Brundage explained that the rioting had been instigated by “a secret order of negroes” who had been waiting for the moment when they could unleash “the pent-up feelings of race hatred” festering in the city because Black residents were trying to move into white neighborhoods.

Whites, he added, “of course, resented” this move, and their resentment was fanned by white politicians who pandered to Black individuals by encouraging “their ideas of race equality.” The result, Brundage warned, was dire: “I have been told that there exists among the negroes an order which has sworn to get three white men for every negro who is killed.”

Pressed for solutions, Brundage lamented that finding a long-term cure was difficult. “The negroes,” he noted “are loath to agree to segregation because that is in direct opposition to their beliefs of race equality.” He added that he did not think that calling in the militia was the answer to racial violence, because the race riot in East St. Louis had demonstrated that as soon as the militia was withdrawn racial violence returned. Instead of bringing in the national guard, he supported the idea of having one thousand extra policemen added to the force and assigned to patrol the riot area.

Brundage's repeated references to the Black community's “idea of race equality” or “beliefs of race equality” reduced a constitutional principle to an opinion: Black people in Chicago might think they were citizens who were entitled to equal treatment under law, but that was merely their point of view. And it was a point of view which, as Brundage’s comments asserted, had prompted the riot and was helping to prolong it.

While Brundage hid his polite racism behind constitutional misstatements, Hoyne, a Democrat who had lost to Thompson in the most recent mayoral election, was aggressive in his racism.

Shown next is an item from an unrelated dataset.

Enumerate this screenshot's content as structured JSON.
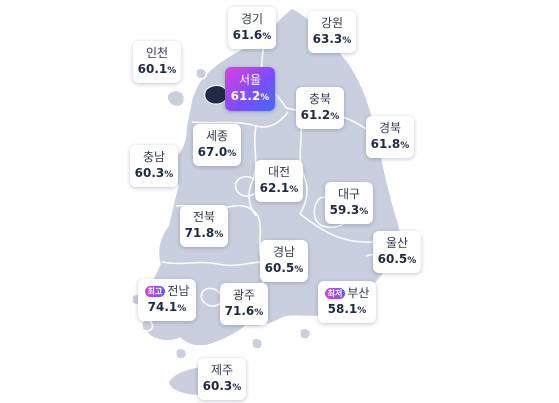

“I am convinced,” he declared, “that these riots are the results of a plan carefully laid by a certain vicious negro element which have been encouraged by a group of city hall politicians, both white and colored.” Hoyne claimed the plotters intended to cause problems July 4, but after failing for some unknown reason, they waited until a suitable moment to put their terrible plan into effect.

Hoyne advised the press that his observations of the Black Belt led him to believe that “the victims of the riots chiefly are innocent bystanders and that the fights were provoked by the colored people rather than the whites.” To prove his point, he noted that on Tuesday, when he saw Black individuals at the North Side Criminal Courts, they had not been attacked by any whites. That ignored the fact that the Black people at the criminal courts were there because they had been arrested and were in police custody.

Asked what he thought the response to the riots should be, Hoyne had no doubt. “Call out the troops and place Chicago under martial law!” he exclaimed. Soldiers, armed with bayonets and machine guns, would stop the rioters. “And if that won’t do the trick, have the troops quell the rioting by main force and order them to shoot down everybody who fails to obey their orders.”